I can relate, thinking of my own experiences, the revolving door of counselors my mother had set me up with, hoping that maybe the next one would be able to help. The parade of women – they were always women, my mother made sure of that - with kind smiles and nylon-covered legs, crossed at the knee. I wanted them to help me. I wanted them to fix me. But they couldn’t. The more they tapped at the wall in my head, the harder it was for me to breathe. And my parents couldn’t stand to see me suffer any more than I already had.
It was one of the reasons I’d had to leave. To save them that.
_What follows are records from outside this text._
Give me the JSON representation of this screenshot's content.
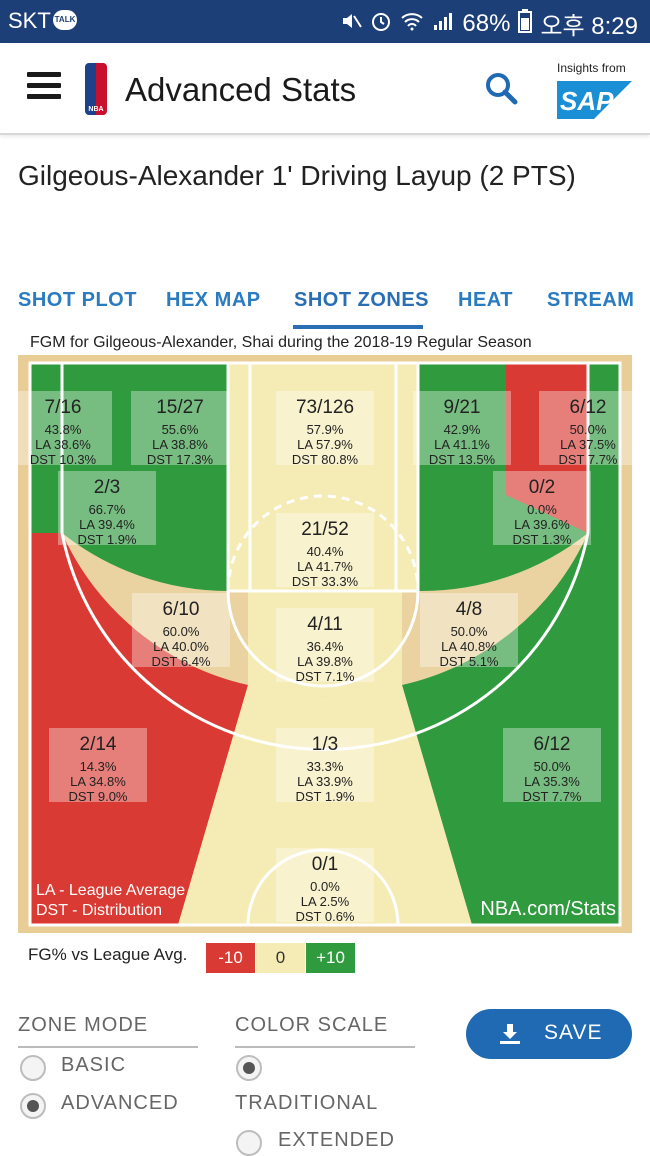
{
  "status_bar": {
    "carrier": "SKT",
    "talk_badge": "TALK",
    "battery": "68%",
    "time": "오후 8:29",
    "icons": [
      "mute-icon",
      "alarm-icon",
      "wifi-icon",
      "signal-icon",
      "battery-icon"
    ]
  },
  "app_bar": {
    "title": "Advanced Stats",
    "insights_text": "Insights from",
    "sap_text": "SAP",
    "icons": [
      "menu-icon",
      "nba-logo",
      "search-icon",
      "sap-logo"
    ]
  },
  "headline": "Gilgeous-Alexander 1' Driving Layup (2 PTS)",
  "tabs": [
    {
      "label": "SHOT PLOT",
      "active": false
    },
    {
      "label": "HEX MAP",
      "active": false
    },
    {
      "label": "SHOT ZONES",
      "active": true
    },
    {
      "label": "HEAT",
      "active": false
    },
    {
      "label": "STREAM",
      "active": false
    }
  ],
  "chart": {
    "caption": "FGM for Gilgeous-Alexander, Shai during the 2018-19 Regular Season",
    "footnote_la": "LA - League Average",
    "footnote_dst": "DST - Distribution",
    "watermark": "NBA.com/Stats",
    "colors": {
      "hot": "#d93a33",
      "neutral": "#f5ecb5",
      "cold": "#2f9a3e",
      "wood": "#ead3a1"
    },
    "zones": [
      {
        "id": "left-corner-3",
        "fgm_fga": "7/16",
        "fg_pct": "43.8%",
        "la": "LA 38.6%",
        "dst": "DST 10.3%",
        "rating": "cold"
      },
      {
        "id": "left-wing-mid",
        "fgm_fga": "15/27",
        "fg_pct": "55.6%",
        "la": "LA 38.8%",
        "dst": "DST 17.3%",
        "rating": "cold"
      },
      {
        "id": "restricted-area",
        "fgm_fga": "73/126",
        "fg_pct": "57.9%",
        "la": "LA 57.9%",
        "dst": "DST 80.8%",
        "rating": "neutral"
      },
      {
        "id": "right-wing-mid",
        "fgm_fga": "9/21",
        "fg_pct": "42.9%",
        "la": "LA 41.1%",
        "dst": "DST 13.5%",
        "rating": "neutral"
      },
      {
        "id": "right-corner-3",
        "fgm_fga": "6/12",
        "fg_pct": "50.0%",
        "la": "LA 37.5%",
        "dst": "DST 7.7%",
        "rating": "hot"
      },
      {
        "id": "left-baseline-mid",
        "fgm_fga": "2/3",
        "fg_pct": "66.7%",
        "la": "LA 39.4%",
        "dst": "DST 1.9%",
        "rating": "cold"
      },
      {
        "id": "right-baseline-mid",
        "fgm_fga": "0/2",
        "fg_pct": "0.0%",
        "la": "LA 39.6%",
        "dst": "DST 1.3%",
        "rating": "hot"
      },
      {
        "id": "paint-non-ra",
        "fgm_fga": "21/52",
        "fg_pct": "40.4%",
        "la": "LA 41.7%",
        "dst": "DST 33.3%",
        "rating": "neutral"
      },
      {
        "id": "left-elbow-mid",
        "fgm_fga": "6/10",
        "fg_pct": "60.0%",
        "la": "LA 40.0%",
        "dst": "DST 6.4%",
        "rating": "cold"
      },
      {
        "id": "right-elbow-mid",
        "fgm_fga": "4/8",
        "fg_pct": "50.0%",
        "la": "LA 40.8%",
        "dst": "DST 5.1%",
        "rating": "cold"
      },
      {
        "id": "top-key-mid",
        "fgm_fga": "4/11",
        "fg_pct": "36.4%",
        "la": "LA 39.8%",
        "dst": "DST 7.1%",
        "rating": "neutral"
      },
      {
        "id": "left-wing-3",
        "fgm_fga": "2/14",
        "fg_pct": "14.3%",
        "la": "LA 34.8%",
        "dst": "DST 9.0%",
        "rating": "hot"
      },
      {
        "id": "top-key-3",
        "fgm_fga": "1/3",
        "fg_pct": "33.3%",
        "la": "LA 33.9%",
        "dst": "DST 1.9%",
        "rating": "neutral"
      },
      {
        "id": "right-wing-3",
        "fgm_fga": "6/12",
        "fg_pct": "50.0%",
        "la": "LA 35.3%",
        "dst": "DST 7.7%",
        "rating": "cold"
      },
      {
        "id": "backcourt",
        "fgm_fga": "0/1",
        "fg_pct": "0.0%",
        "la": "LA 2.5%",
        "dst": "DST 0.6%",
        "rating": "neutral"
      }
    ]
  },
  "legend": {
    "title": "FG% vs League Avg.",
    "items": [
      {
        "label": "-10",
        "color": "#d93a33"
      },
      {
        "label": "0",
        "color": "#f5ecb5"
      },
      {
        "label": "+10",
        "color": "#2f9a3e"
      }
    ]
  },
  "controls": {
    "zone_mode": {
      "heading": "ZONE MODE",
      "options": [
        {
          "label": "BASIC",
          "selected": false
        },
        {
          "label": "ADVANCED",
          "selected": true
        }
      ]
    },
    "color_scale": {
      "heading": "COLOR SCALE",
      "options": [
        {
          "label": "TRADITIONAL",
          "selected": true
        },
        {
          "label": "EXTENDED",
          "selected": false
        }
      ]
    },
    "save_label": "SAVE"
  }
}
So I really don’t care if he sees a psychiatrist or an acupuncturist or a damn voodoo priest if it helps.
“We’re here.”
I look out the windows, scanning what I can see. A few weathered picnic tables scattered here and there. Two quaint older buildings surrounded in squat bales of golden hay, white paint chipping away from their wooden exteriors. And apple trees, stretching down in row after weaving row.
An orchard.
Logan laughs at the animated grin on my face. “I guess that means I did all right.”
We do it all. My hand in his, Logan leads me leisurely up and down the lanes of trees, dotted with white, hand painted signs denoting the selected varieties of apple. With the sun sinking slowly at our backs we sample different apples straight from the branches, buffing them on Logan’s jeans and passing them back and forth, debating which are our favorites. Then he leads me down to a small patch of raspberry bushes and the juice stains our fingers red. Inside one of the buildings the spicy smell is incredible and he buys cider and two donuts, still warm. He sits down on a bale of hay to eat, pulling me down onto his lap with one hand over my hip in that dress. I let him finish mine, and then we’re both licking our fingers and sharing a cup of cider, stealing kisses that taste like cinnamon and sugar.